The search for extraterrestrial life provided a clear overlap in interests for Smith and Orphan, but she also found common ground with physicist Jun Ye, the next link in The Most Unknown’s scientific chain, when he hosted Orphan at his laboratory at the University of Colorado at Boulder. Ye works with atomic clocks, the most accurate timekeeping devices ever made, and demonstrated how his team manipulates strontium atoms to make precision measurements.

“I actually was really pleasantly surprised to see how many commonalities there were just in terms of the challenges in thinking about how do you unravel something that you can’t necessarily see, but you know is there,” Orphan noted.

At one point in the segment, Ye points out that he and his colleagues anthropomorphize the atoms, often calling the elemental particles “he” or “she.” Likewise, Orphan told me that she and her colleagues have their own pet names for the microbes they bring up from the methane seeps.

“They tend to have certain traits associated with them so we actually have given them first-person names as a way of just identifying them, to make it more fun—Igor, Susie, it sticks in your mind better than some label or number,” she said. “We definitely end up adding a little bit of a personal spin on our research. Of course this would never come out in the scientific publications, but in the lab it’s fun to talk about these guys as our friends and family.”

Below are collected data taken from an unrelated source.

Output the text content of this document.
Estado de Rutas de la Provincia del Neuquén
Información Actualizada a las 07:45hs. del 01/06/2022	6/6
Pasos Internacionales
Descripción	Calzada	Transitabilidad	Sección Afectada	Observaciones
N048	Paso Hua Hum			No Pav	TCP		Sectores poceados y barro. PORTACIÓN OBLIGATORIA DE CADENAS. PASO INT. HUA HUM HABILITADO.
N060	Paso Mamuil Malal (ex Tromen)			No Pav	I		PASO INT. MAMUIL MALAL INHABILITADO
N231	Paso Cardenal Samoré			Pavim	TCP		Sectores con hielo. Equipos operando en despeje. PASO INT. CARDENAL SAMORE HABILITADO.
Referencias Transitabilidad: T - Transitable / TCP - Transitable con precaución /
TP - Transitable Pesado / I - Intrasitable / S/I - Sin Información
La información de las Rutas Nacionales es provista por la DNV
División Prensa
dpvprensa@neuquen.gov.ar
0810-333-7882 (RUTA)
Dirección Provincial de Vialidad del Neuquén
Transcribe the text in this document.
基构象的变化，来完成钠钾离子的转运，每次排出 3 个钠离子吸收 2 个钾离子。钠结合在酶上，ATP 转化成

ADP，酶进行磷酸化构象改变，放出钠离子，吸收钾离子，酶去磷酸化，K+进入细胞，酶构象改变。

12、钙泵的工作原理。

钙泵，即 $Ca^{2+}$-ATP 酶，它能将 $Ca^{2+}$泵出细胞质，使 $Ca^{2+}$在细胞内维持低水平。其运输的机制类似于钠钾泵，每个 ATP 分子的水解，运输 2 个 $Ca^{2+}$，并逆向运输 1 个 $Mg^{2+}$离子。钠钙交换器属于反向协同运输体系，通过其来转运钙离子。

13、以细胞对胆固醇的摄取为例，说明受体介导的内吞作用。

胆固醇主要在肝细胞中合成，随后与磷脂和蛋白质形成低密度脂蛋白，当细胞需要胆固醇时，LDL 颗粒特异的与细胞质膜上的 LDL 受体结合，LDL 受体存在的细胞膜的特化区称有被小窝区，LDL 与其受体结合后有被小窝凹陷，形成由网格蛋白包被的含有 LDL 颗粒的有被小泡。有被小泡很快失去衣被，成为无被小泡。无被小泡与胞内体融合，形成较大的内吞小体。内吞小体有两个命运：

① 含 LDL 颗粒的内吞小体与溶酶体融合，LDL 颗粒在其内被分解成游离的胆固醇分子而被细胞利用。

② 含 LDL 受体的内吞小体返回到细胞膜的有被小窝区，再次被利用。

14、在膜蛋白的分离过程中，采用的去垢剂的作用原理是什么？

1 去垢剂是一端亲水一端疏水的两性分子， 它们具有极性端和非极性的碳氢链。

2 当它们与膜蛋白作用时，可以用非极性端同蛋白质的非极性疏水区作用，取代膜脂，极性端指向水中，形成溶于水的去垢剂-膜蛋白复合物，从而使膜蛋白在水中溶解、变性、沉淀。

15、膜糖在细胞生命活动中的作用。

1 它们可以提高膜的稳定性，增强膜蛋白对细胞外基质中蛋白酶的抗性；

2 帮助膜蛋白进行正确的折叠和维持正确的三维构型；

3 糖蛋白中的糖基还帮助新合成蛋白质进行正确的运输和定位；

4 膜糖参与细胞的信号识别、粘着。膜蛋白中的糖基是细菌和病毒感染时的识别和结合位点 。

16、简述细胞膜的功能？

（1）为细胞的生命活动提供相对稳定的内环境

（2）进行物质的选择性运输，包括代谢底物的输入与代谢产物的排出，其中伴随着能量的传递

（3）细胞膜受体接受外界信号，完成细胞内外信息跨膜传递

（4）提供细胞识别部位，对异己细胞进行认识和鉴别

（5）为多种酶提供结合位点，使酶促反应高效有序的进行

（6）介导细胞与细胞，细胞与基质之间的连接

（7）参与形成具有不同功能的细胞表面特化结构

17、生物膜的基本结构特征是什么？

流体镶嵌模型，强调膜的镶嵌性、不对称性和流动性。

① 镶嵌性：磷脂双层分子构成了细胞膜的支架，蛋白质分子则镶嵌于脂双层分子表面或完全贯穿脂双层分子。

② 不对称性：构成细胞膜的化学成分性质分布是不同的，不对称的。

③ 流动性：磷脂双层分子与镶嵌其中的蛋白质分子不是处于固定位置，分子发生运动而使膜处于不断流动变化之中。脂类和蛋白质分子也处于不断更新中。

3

That sense of camaraderie, between researchers and their microbial subjects, is another major perk of Orphan’s job. The kid with the nautically-themed bedroom now looks forward to the long stretches of time she gets to spend on real research vessels, bonding with fellow ocean-obsessed adventurers.

“You have your own little community on a ship for weeks at a time so it’s a very intimate and exciting experience, driven by lots of caffeine and little sleep,” she said. “It selects for certain personality types.”

“In order to be able to do the kind of ecosystem-level science you really need people from a bunch of different disciplines to come together. The ones that are successful, I think, are the ones that are willing to share their expertise, stretch their thinking, and extend creativity outside of their own small world to understand the bigger picture.”